Ты знаешь, что я не знаток мирных переговоров, поэтому действовал наобум. Я представился, а он сообщил, что его зовут Мельхиор. Остальные тем временем вышли. Не исключено, в их намерения входила погоня за Пайком и остальными, но я не видел средства предотвратить это и утешал себя тем, что успел дать им шанс и теперь отвлекаю на себя внимание хотя бы одного из их возможных охотников. О, ты прав, что смотришь на меня так укоризненно: мне также было безгранично лень вставать из-за стола.
- Вы не можете смотреть на страдания и смерть других живых существ? – спросил меня мой новый, назвавшийся Мельхиором знакомый. – Я вас так понимаю.

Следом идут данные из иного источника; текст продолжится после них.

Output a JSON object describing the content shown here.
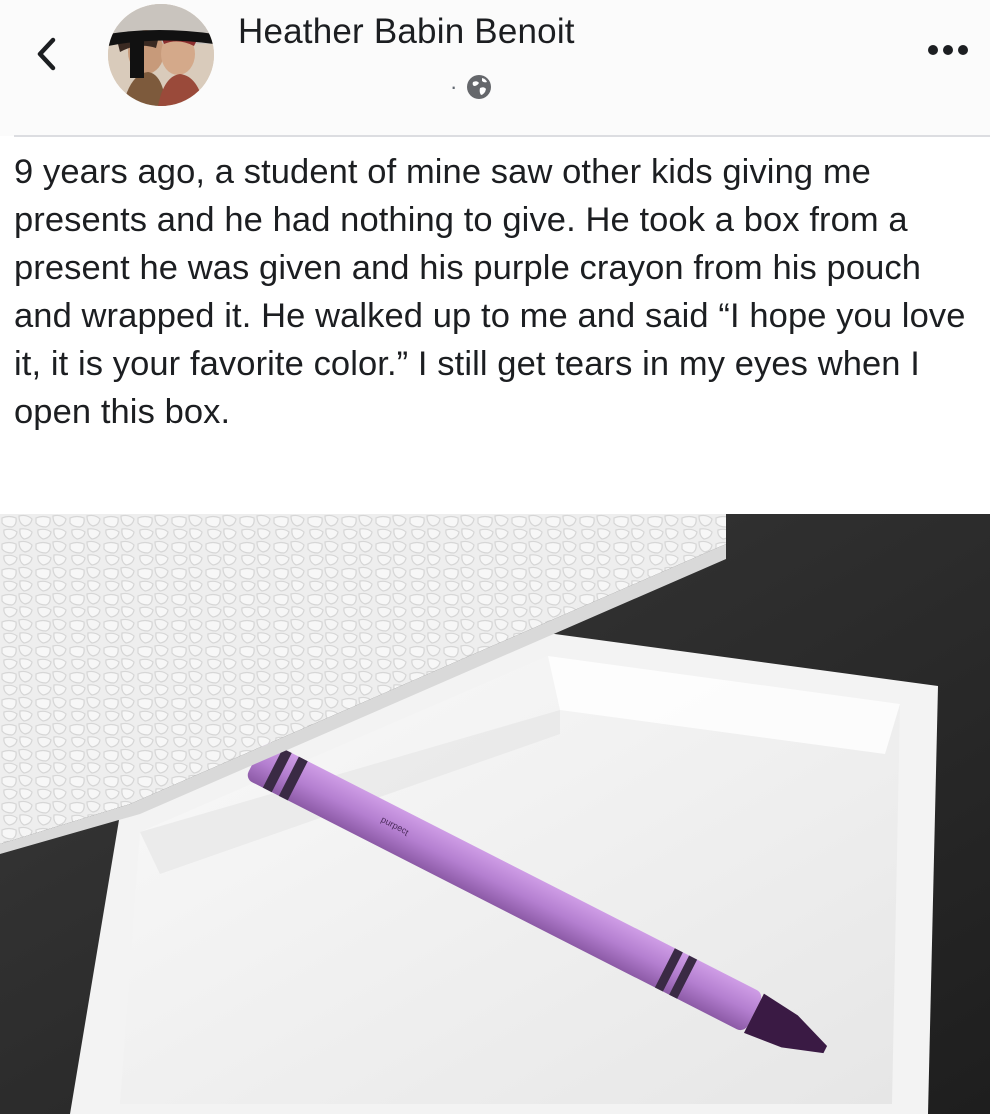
{
  "header": {
    "back_icon": "chevron-left-icon",
    "author_name": "Heather Babin Benoit",
    "meta_separator": "·",
    "privacy_icon": "globe-icon",
    "more_icon": "more-horizontal-icon"
  },
  "post": {
    "text": "9 years ago, a student of mine saw other kids giving me presents and he had nothing to give. He took a box from a present he was given and his purple crayon from his pouch and wrapped it. He walked up to me and said “I hope you love it, it is your favorite color.” I still get tears in my eyes when I open this box.",
    "photo": {
      "crayon_color": "#b47fd0",
      "crayon_tip_color": "#3a1a44",
      "box_color": "#f2f2f2",
      "background_color": "#2b2b2b"
    }
  },
  "colors": {
    "text": "#1c1e21",
    "meta": "#606770",
    "divider": "#dcdde1"
  }
}
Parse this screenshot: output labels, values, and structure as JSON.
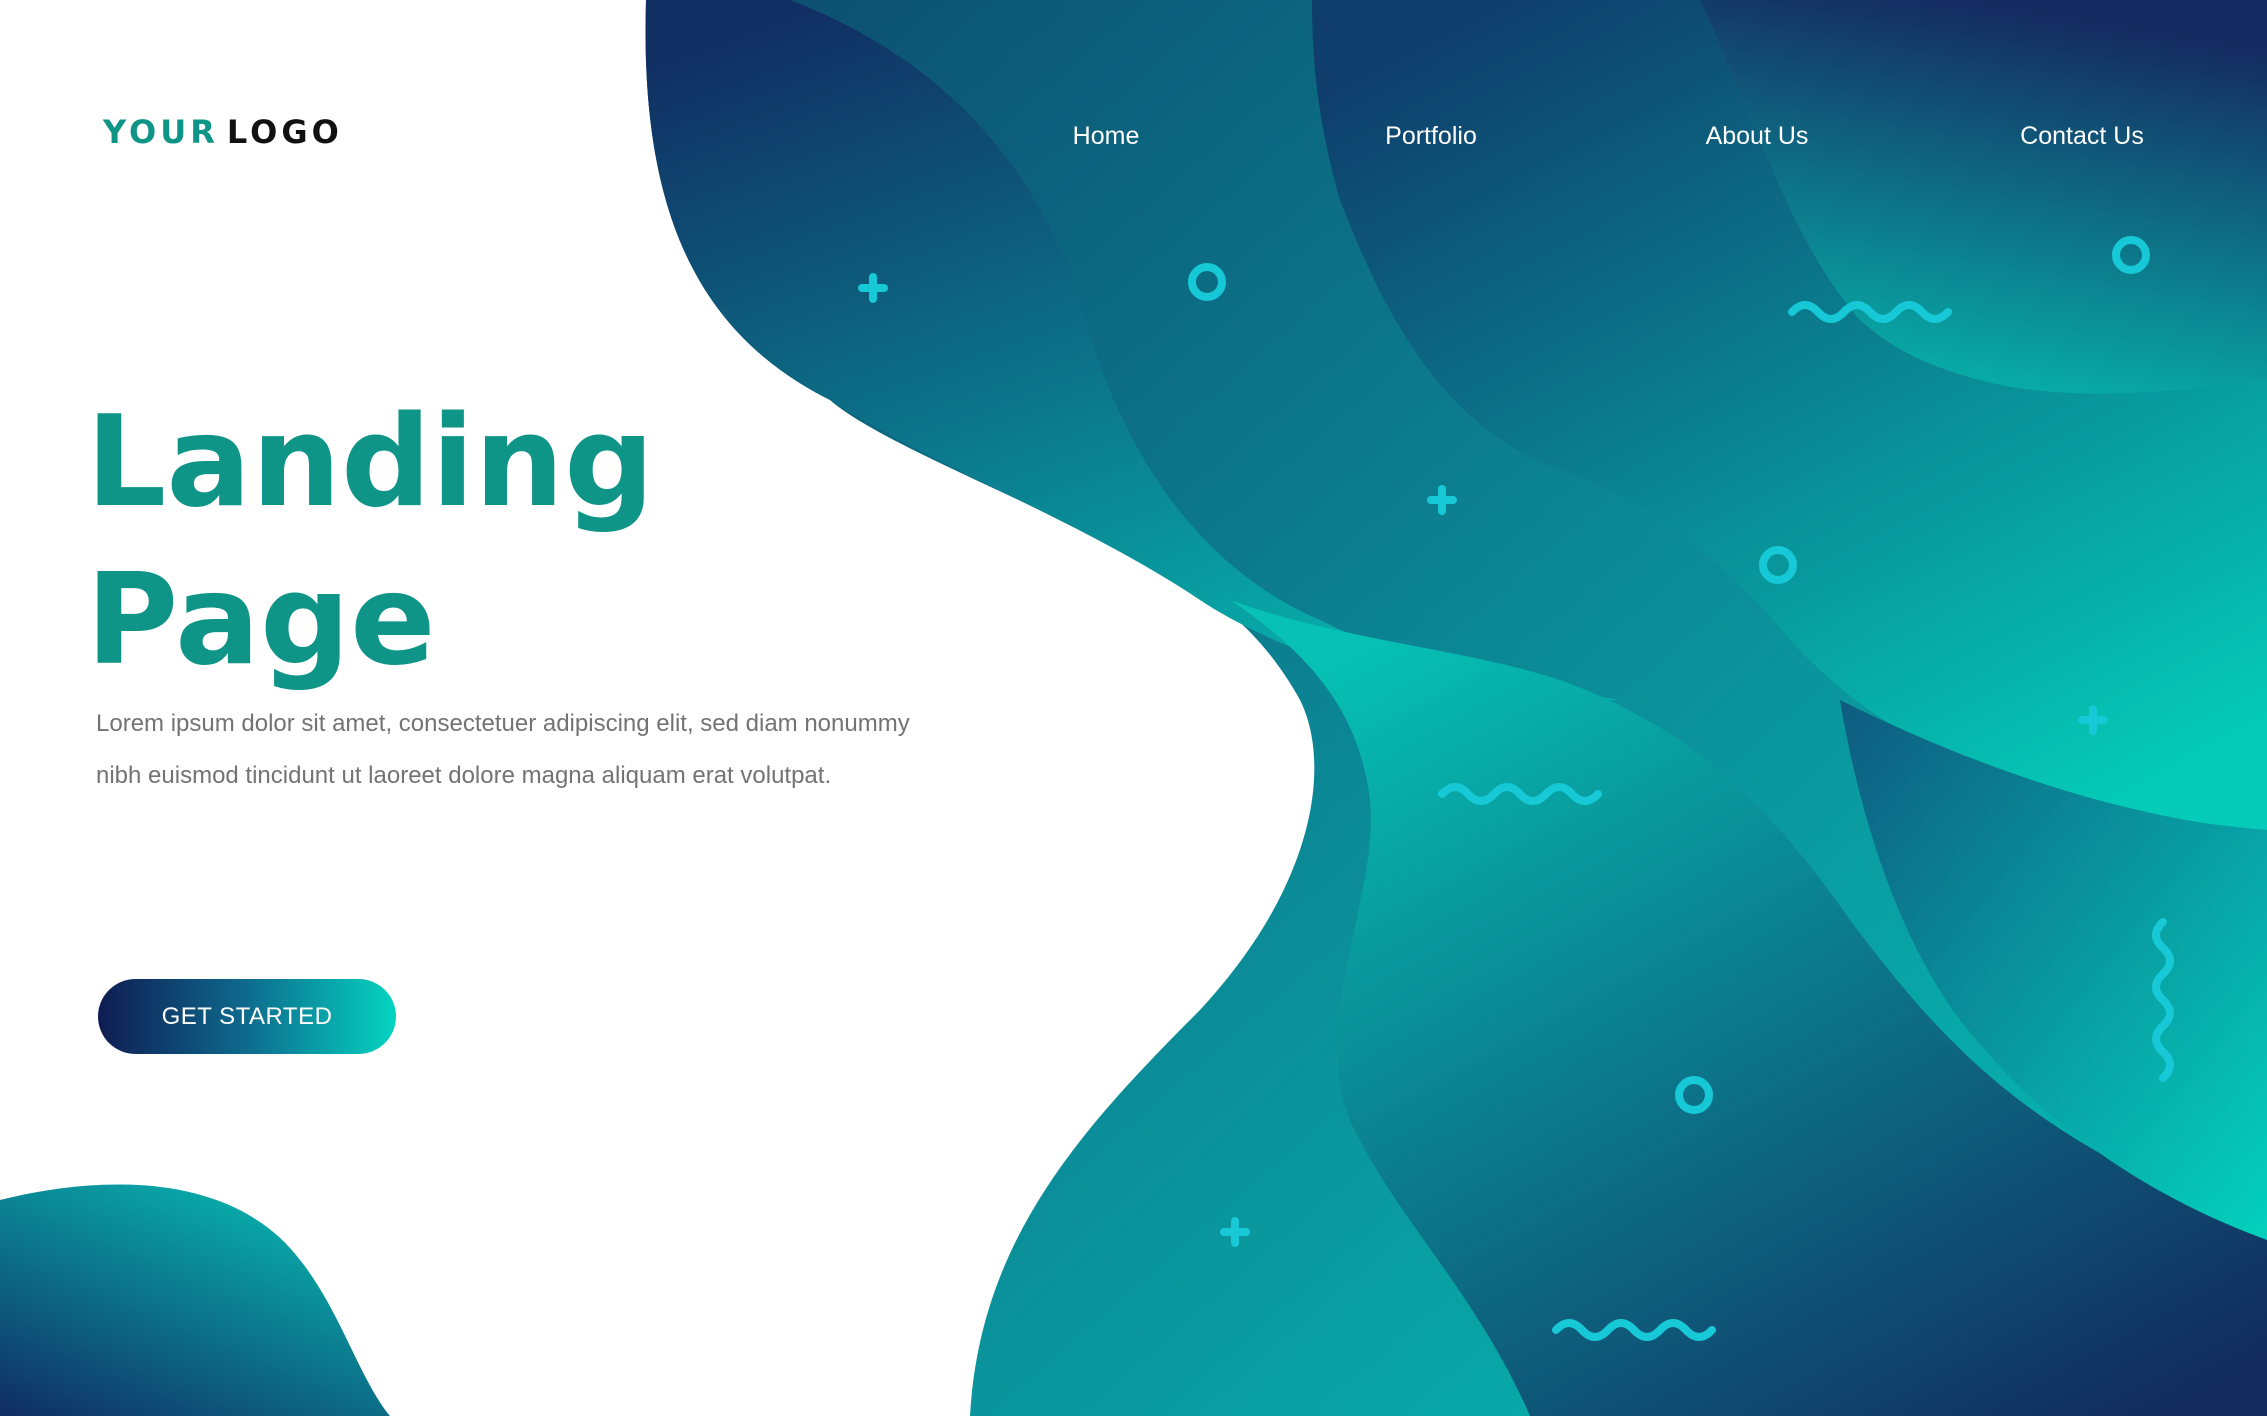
{
  "header": {
    "logo_part1": "YOUR",
    "logo_part2": "LOGO",
    "nav": [
      "Home",
      "Portfolio",
      "About Us",
      "Contact Us"
    ]
  },
  "hero": {
    "title": "Landing Page",
    "body": "Lorem ipsum dolor sit amet, consectetuer adipiscing elit, sed diam nonummy nibh euismod tincidunt ut laoreet dolore magna aliquam erat volutpat.",
    "cta_label": "GET STARTED"
  },
  "colors": {
    "primary": "#0f9488",
    "navy": "#0f1c52",
    "teal": "#04d4c0",
    "accent": "#17c9d6",
    "body_text": "#737373"
  },
  "decorations": [
    "plus-icon",
    "ring-icon",
    "wave-icon"
  ]
}
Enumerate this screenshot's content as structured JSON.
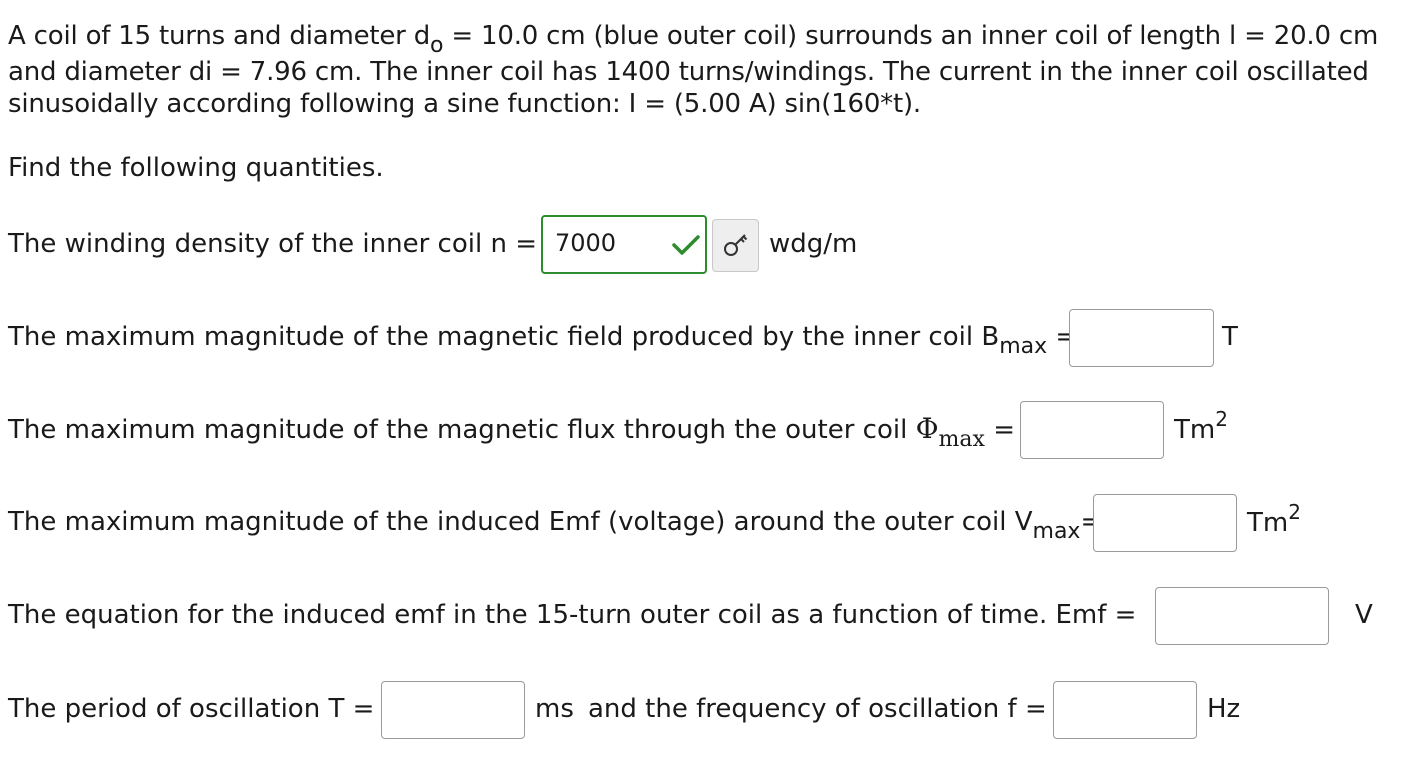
{
  "problem": {
    "line1_a": "A coil of 15 turns and diameter d",
    "line1_sub": "o",
    "line1_b": " = 10.0 cm (blue outer coil) surrounds an inner coil of length l = 20.0 cm",
    "line2": "and diameter di = 7.96 cm.  The inner coil has 1400 turns/windings. The current in the inner coil oscillated",
    "line3": "sinusoidally according following a sine function: I = (5.00 A) sin(160*t)."
  },
  "instruction": "Find the following quantities.",
  "questions": {
    "winding_density": {
      "label": "The winding density of the inner coil n =",
      "value": "7000",
      "unit": "wdg/m",
      "status": "correct",
      "check_icon": "check-icon",
      "key_icon": "key-icon"
    },
    "bmax": {
      "label": "The maximum magnitude of the magnetic field produced by the inner coil B",
      "sub": "max",
      "equals": "=",
      "value": "",
      "unit": "T"
    },
    "phimax": {
      "label": "The maximum magnitude of the magnetic flux through the outer coil",
      "symbol": "Φ",
      "sub": "max",
      "equals": "=",
      "value": "",
      "unit_base": "Tm",
      "unit_exp": "2"
    },
    "vmax": {
      "label": "The maximum magnitude of the induced Emf (voltage) around the outer coil V",
      "sub": "max",
      "equals": "=",
      "value": "",
      "unit_base": "Tm",
      "unit_exp": "2"
    },
    "emf": {
      "label": "The equation for the induced emf in the 15-turn outer coil as a function of time.  Emf =",
      "value": "",
      "unit": "V"
    },
    "period": {
      "label": "The period of oscillation T =",
      "value": "",
      "unit": "ms"
    },
    "frequency": {
      "label": "and the frequency of oscillation f =",
      "value": "",
      "unit": "Hz"
    }
  },
  "colors": {
    "correct_border": "#2e8b2e",
    "input_border": "#9a9a9a",
    "text": "#1a1a1a"
  }
}
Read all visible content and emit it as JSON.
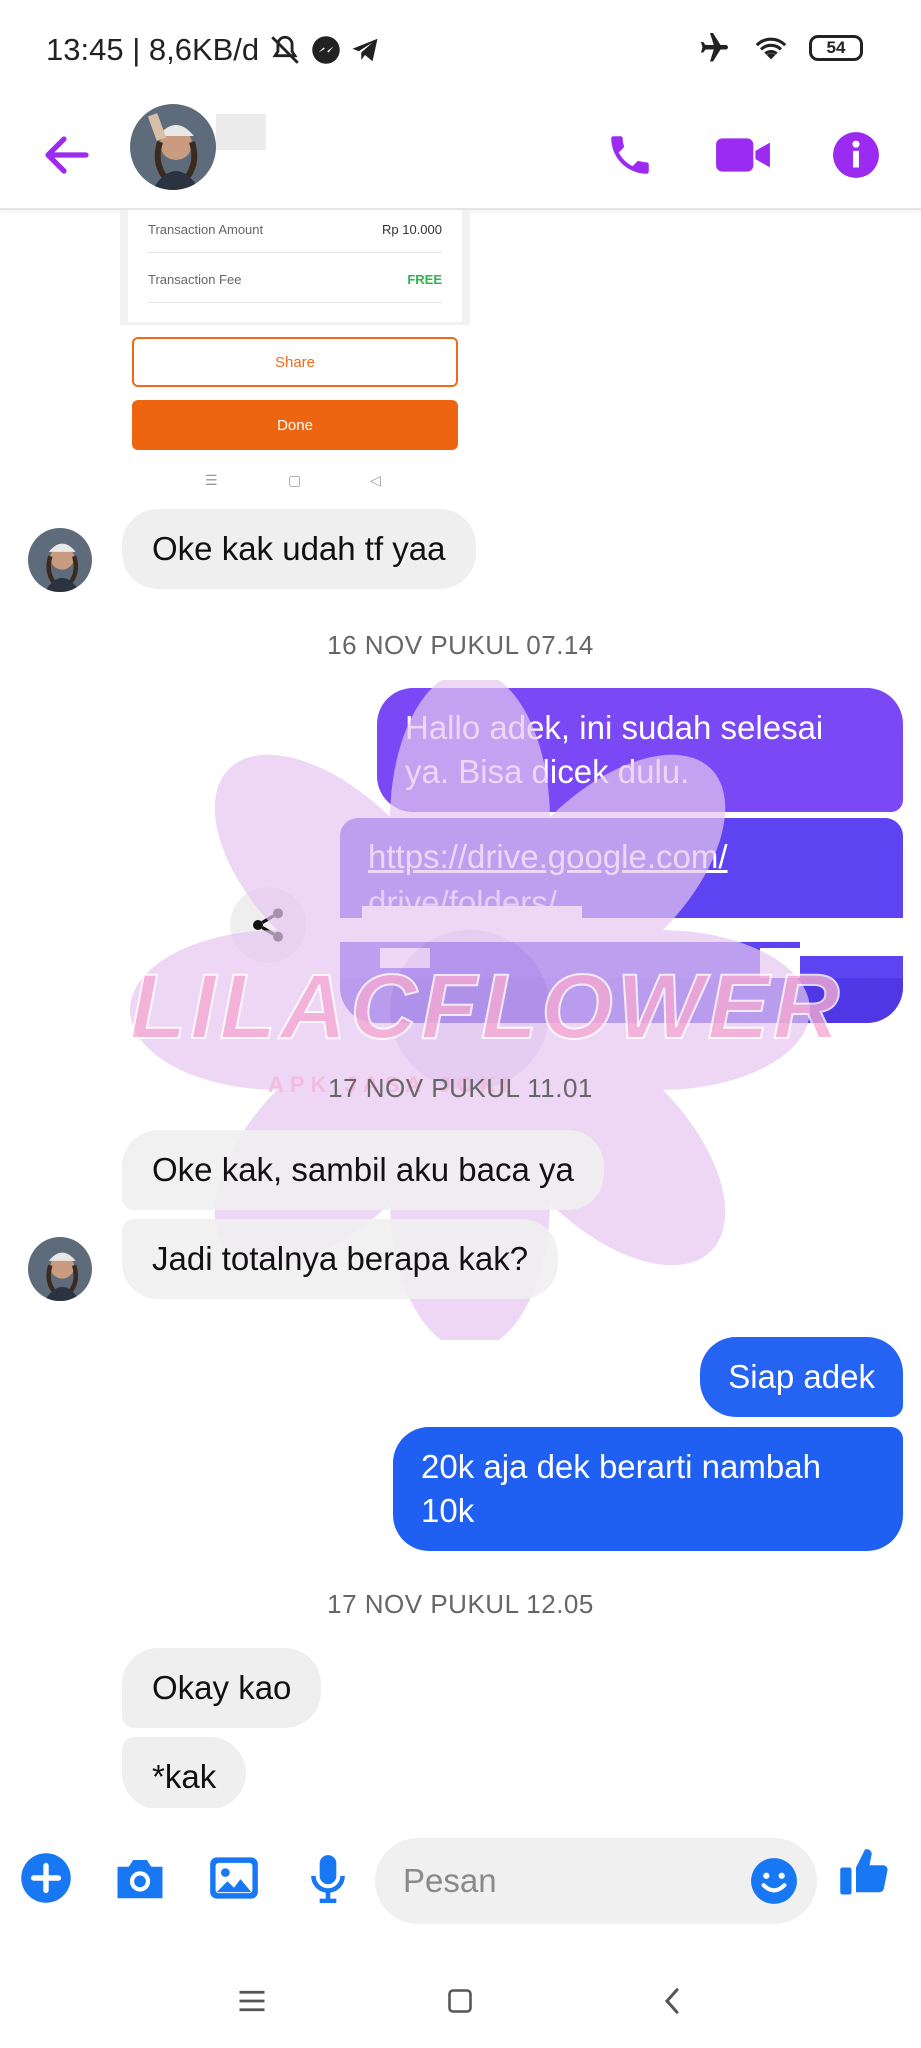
{
  "status_bar": {
    "time_speed": "13:45 | 8,6KB/d",
    "battery": "54"
  },
  "header": {
    "contact_name": "",
    "icons": [
      "back-arrow-icon",
      "phone-icon",
      "video-camera-icon",
      "info-icon"
    ],
    "accent_color": "#9b2bf0"
  },
  "receipt": {
    "rows": [
      {
        "label": "Transaction Amount",
        "value": "Rp 10.000"
      },
      {
        "label": "Transaction Fee",
        "value": "FREE"
      }
    ],
    "share_label": "Share",
    "done_label": "Done"
  },
  "messages": {
    "m1": "Oke kak udah tf yaa",
    "ts1": "16 NOV PUKUL 07.14",
    "m2": "Hallo adek, ini sudah selesai ya. Bisa dicek dulu.",
    "link_line1": "https://drive.google.com/",
    "link_line2": "drive/folders/",
    "ts2": "17 NOV PUKUL 11.01",
    "m3": "Oke kak, sambil aku baca ya",
    "m4": "Jadi totalnya berapa kak?",
    "m5": "Siap adek",
    "m6": "20k aja dek berarti nambah 10k",
    "ts3": "17 NOV PUKUL 12.05",
    "m7": "Okay kao",
    "m8": "*kak"
  },
  "watermark": {
    "title": "LILACFLOWER",
    "subtitle": "APK JASA JOKI"
  },
  "composer": {
    "placeholder": "Pesan",
    "icons": [
      "plus-icon",
      "camera-icon",
      "image-icon",
      "microphone-icon",
      "emoji-icon",
      "thumbs-up-icon"
    ]
  },
  "colors": {
    "purple_bubble": "#6b3ff5",
    "blue_bubble": "#1f5ff2",
    "incoming_bubble": "#efefef"
  }
}
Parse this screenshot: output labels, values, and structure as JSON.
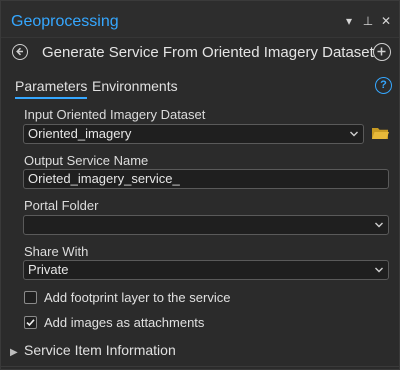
{
  "window": {
    "title": "Geoprocessing",
    "controls": {
      "menu": "▾",
      "pin": "⊥",
      "close": "✕"
    }
  },
  "tool": {
    "title": "Generate Service From Oriented Imagery Dataset"
  },
  "tabs": [
    {
      "label": "Parameters",
      "active": true
    },
    {
      "label": "Environments",
      "active": false
    }
  ],
  "help": "?",
  "params": {
    "input_dataset": {
      "label": "Input Oriented Imagery Dataset",
      "value": "Oriented_imagery"
    },
    "output_service": {
      "label": "Output Service Name",
      "value": "Orieted_imagery_service_"
    },
    "portal_folder": {
      "label": "Portal Folder",
      "value": ""
    },
    "share_with": {
      "label": "Share With",
      "value": "Private"
    },
    "add_footprint": {
      "label": "Add footprint layer to the service",
      "checked": false
    },
    "add_images": {
      "label": "Add images as attachments",
      "checked": true
    }
  },
  "section": {
    "label": "Service Item Information",
    "expanded": false
  },
  "colors": {
    "accent": "#35a7ff",
    "background": "#2b2b2b",
    "field_bg": "#1f1f1f",
    "folder": "#e7b93a"
  },
  "icons": {
    "back": "back-arrow-icon",
    "add": "add-circle-icon",
    "help": "help-icon",
    "folder": "folder-icon",
    "dropdown": "chevron-down-icon",
    "expand": "chevron-right-icon"
  }
}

- О, не вполне, - ответил я. – Если бы страдания любых живых существ причиняли страдания совокупно и мне, вашему покорному слуге было бы крайне трудно проводить ампутации. Однако сейчас другой случай - речь идет о моих товарищах, и вы могли преждевременно лишить меня их общества.
На лице моего собеседника появилось выражение сострадания – я бы даже не поостерегся назвать это гримасой милосердия. Но и это не сделало его лицо более человеческим.
- Вы настолько одиноки? – спросил Мельхиор искренне и безыскусно. Я невольно заглянул в свое сердце и вынужденно согласился с ним. Нет, Майлз, у нас прекрасная команда, но ты сам видишь, насколько я отличаюсь. Моя пустыня полна садов и дворцов, сказал бы я, развивая аллегорию, - но не перестает быть пустыней. Недолго поразмыслив, я ответил ему, что одинок, и одинок сверх всякой меры. Однако спустя малое время сообразил, что его слова могли иметь оскорбительный смысл для тех, кто вместе со мной выходил на берег, потому я напустил на себя строгий вид и добавил:
- Да, я не слишком близок с моими товарищами, но они – истинные британские моряки, и я горжусь, что мне выпало ходить с ними плавание.
Я увидел на лице своего собеседника непонимание, которое счел знаком будущей угрозы, и приготовился дорого продать свою жизнь.
- Вы говорите о них так, будто они люди, - сказал Мельхиор без вызова или презрения, даже весьма слабым голосом, как если бы вдруг почувствовал себя нехорошо.
- Да, люди! И какие! Соль земли! Когда они попадут в ад, сатана слезами умоется, - запальчиво ответил я.
- Они наделены речью? – спросил мой новый знакомый еще тише.
- Они говорят на том же самом благословенном английском языке, что и мы с вами, - да, Майлз, в минуты опасности я, очевидно, становлюсь патриотом. Нашей нации следует отдать должное: при полном неумении жить мы так искусно умираем, что глупо, стоя на краю, не причаститься тысячелетнего опыта.
- Они испытывают эмоции, боль, страх? Осознают собственную смертность? – продолжил спрашивать он.
- В полной мере.
- Могут создавать произведения искусства и наслаждаться тем, то создали другие?